“An imitation of life”

"We want to use Agentic AI to replace our SaaS. And we want autonomous agents to replace some people. And we'd like to do that right now. Like, today" our client said.

The eagle-eyed film buffs among you will know that the title of this blog post is a quote from the science-fiction film “I, Robot”, which in turn was based on the book of the same name by Isaac Asimov.

But what has that got to do with SPG Intelligence?

Well, we’re building a proof of concept for a client at the moment. The outcomes are pretty clearly defined; the "big hairy audacious goal" is to get rid of as much SaaS bloat as possible. Arguably, given less steps in the workflow and more automation, it's not inconceivable that headcount reductions may be possible in the longer term.

"Everyone's talking about agents" they said. "How quickly can we have them?".

Well, unfortunately, when you start to bring concepts into the real-world, things have a habit of becoming more complex. Of slowing down. Of maybe not delivering the dream you'd read about online.

For AI Agents to actually work in real-world enterprise environments, they need more than a smart model. They need infrastructure. Integration. Context. Control.

And that’s the hard bit.

Most workflows aren’t clean. They’re fragmented, legacy-ridden, and stitched together with brittle logic, clunky permissions, and weird data structures. Dropping a model on top of that and expecting magic is wishful thinking.

Just like the getting internet to as many households as possible, the last mile is always the hardest.

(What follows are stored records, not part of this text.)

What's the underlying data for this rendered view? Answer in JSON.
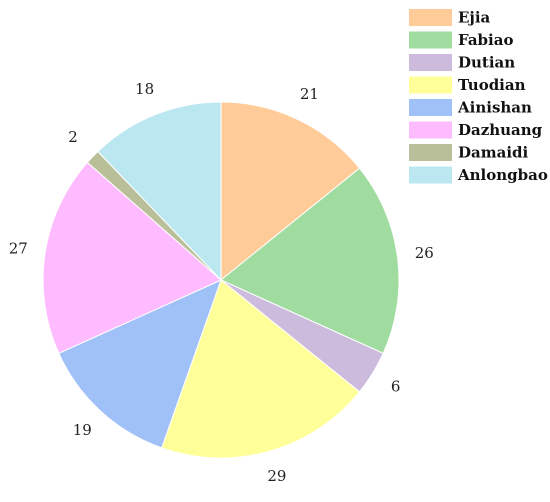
{
  "chart_data": {
    "type": "pie",
    "title": "",
    "categories": [
      "Ejia",
      "Fabiao",
      "Dutian",
      "Tuodian",
      "Ainishan",
      "Dazhuang",
      "Damaidi",
      "Anlongbao"
    ],
    "values": [
      21,
      26,
      6,
      29,
      19,
      27,
      2,
      18
    ],
    "colors": [
      "#ffcc99",
      "#a0dca0",
      "#ccbbdd",
      "#ffff99",
      "#a0c0f8",
      "#ffbbff",
      "#b9bf99",
      "#bbe8f0"
    ],
    "labels": [
      "21",
      "26",
      "6",
      "29",
      "19",
      "27",
      "2",
      "18"
    ],
    "start": "12 o'clock",
    "direction": "clockwise",
    "legend": "top-right"
  }
}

You need software to bridge the gap between the AI and the messy operational reality:

  • You need some sort of software to help plug-in systems that were never designed to be friends.

  • You probably need software to pull or reference the right data at the right time.

  • From a security perspective, it's crucial to honour roles, permissions, SLAs and edge cases. That'll need software.

  • And you'll probably want the ability to enable human override where it counts

This is all before you get to what the customer actually wants; support, liability, integration partners, tailored pricing, category-specific onboarding.

Every industry - and even some horizontal workflows - need this layer built with domain-level precision. The closer you are to the problem, the more durable your value becomes.

Yes, models and agents will improve. That’s not the threat - it's actually the opportunity if you start now.

But expecting the full-on "I, Robot" experience today, in 2025 is probably unrealistic.

Today is more about foundation than revolution.